Gonsalves, who was in Guyana to attend the funeral for the late Guyanese and international Statesman, Sir Shridath Ramphal, told Demerara Waves Online News that he believes that Venezuelans by rejecting the right-wing opposition, implemented a move that redounded to the security of Guyana’s rapidly developing oil industry.
“If you have a choice between Maduro and the right wing in Venezuela, I advise you to choose Maduro. The right wing will seek to allow the Americans to take the oil in Venezuela, to set up to take over PDVSA (State oil company) and try to run Guyana’s oil industry from Caracas,” said Gonsalves, who was the first Caribbean leader to have congratulated Maduro on his victory in the July elections.
Gonsalves also vowed never to side with that country to take military action to seize Guyana’s Essequibo Region.
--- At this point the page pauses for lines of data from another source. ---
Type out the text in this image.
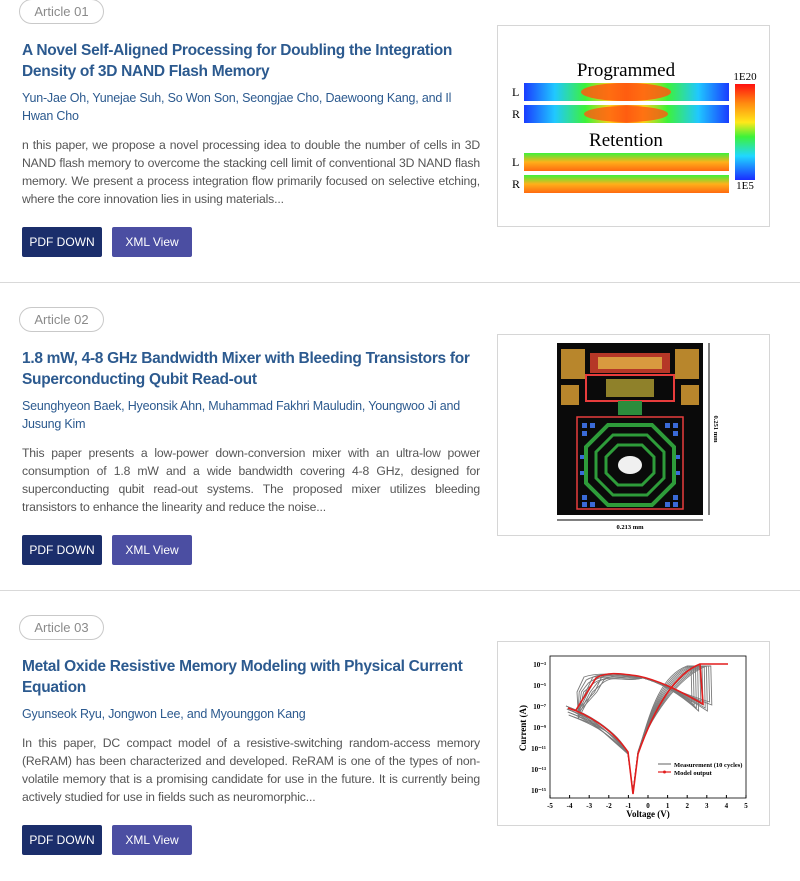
Article 01
A Novel Self-Aligned Processing for Doubling the Integration Density of 3D NAND Flash Memory
Yun-Jae Oh, Yunejae Suh, So Won Son, Seongjae Cho, Daewoong Kang, and Il Hwan Cho
n this paper, we propose a novel processing idea to double the number of cells in 3D NAND flash memory to overcome the stacking cell limit of conventional 3D NAND flash memory. We present a process integration flow primarily focused on selective etching, where the core innovation lies in using materials...
PDF DOWN	XML View
Programmed
L
R
Retention
L
R
1E20
1E5
Article 02
1.8 mW, 4-8 GHz Bandwidth Mixer with Bleeding Transistors for Superconducting Qubit Read-out
Seunghyeon Baek, Hyeonsik Ahn, Muhammad Fakhri Mauludin, Youngwoo Ji and Jusung Kim
This paper presents a low-power down-conversion mixer with an ultra-low power consumption of 1.8 mW and a wide bandwidth covering 4-8 GHz, designed for superconducting qubit read-out systems. The proposed mixer utilizes bleeding transistors to enhance the linearity and reduce the noise...
PDF DOWN	XML View
0.213 mm
0.251 mm
Article 03
Metal Oxide Resistive Memory Modeling with Physical Current Equation
Gyunseok Ryu, Jongwon Lee, and Myounggon Kang
In this paper, DC compact model of a resistive-switching random-access memory (ReRAM) has been characterized and developed. ReRAM is one of the types of non-volatile memory that is a promising candidate for use in the future. It is currently being actively studied for use in fields such as neuromorphic...
PDF DOWN	XML View
Current (A)
Voltage (V)
-5 -4 -3 -2 -1 0 1 2 3 4 5
10⁻³
10⁻⁵
10⁻⁷
10⁻⁹
10⁻¹¹
10⁻¹³
10⁻¹⁵
Measurement (10 cycles)
Model output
“Anytime, if Venezuela attempts to do anything militarily, you’ll hear that I speak against it… Under anybody. No war. You have a problem, you talk about it, you solve it. I want peace between Venezuela and Guyana in the same way I want peace across the Taiwan Straits, same way I want peace in Ukraine,” he said.
St Vincent and the Grenadines and Brazil had been instrumental in getting Presidents Ali and Maduro to agree to the Argyle Declaration for Dialogue and Peace.
He claimed that the right wing had been taunting Maduro, telling Venezuelans that their President had to compromise with Guyana because they had friends in the Caribbean like the Vincentian leader.
The Vincentian leader, one of the longest-serving Caribbean Community (Caricom) Heads of Government and historically an ally of the then Marxist-Leninist People’s Progressive Party (PPP), pointed out that the right wing was always aggressive towards Guyana in pressing the claim for the Essequibo Region. “The right wing historically in Venezuela has been always pushing against Guyana,” he said.
Gonsalves defended his declaration that “on the evidence before me” Venezuela’s July 28, 2024 elections were “fair and free” was done based on the United States’ historical posture towards elections including the toppling of democratically elected governments of Chile, Bolivia, Venezuela and Honduras over the decades dating from the 1970s to the 2000s. “America can’t teach me about elections and democracy. In my lifetime, I watched what has happened,” he said.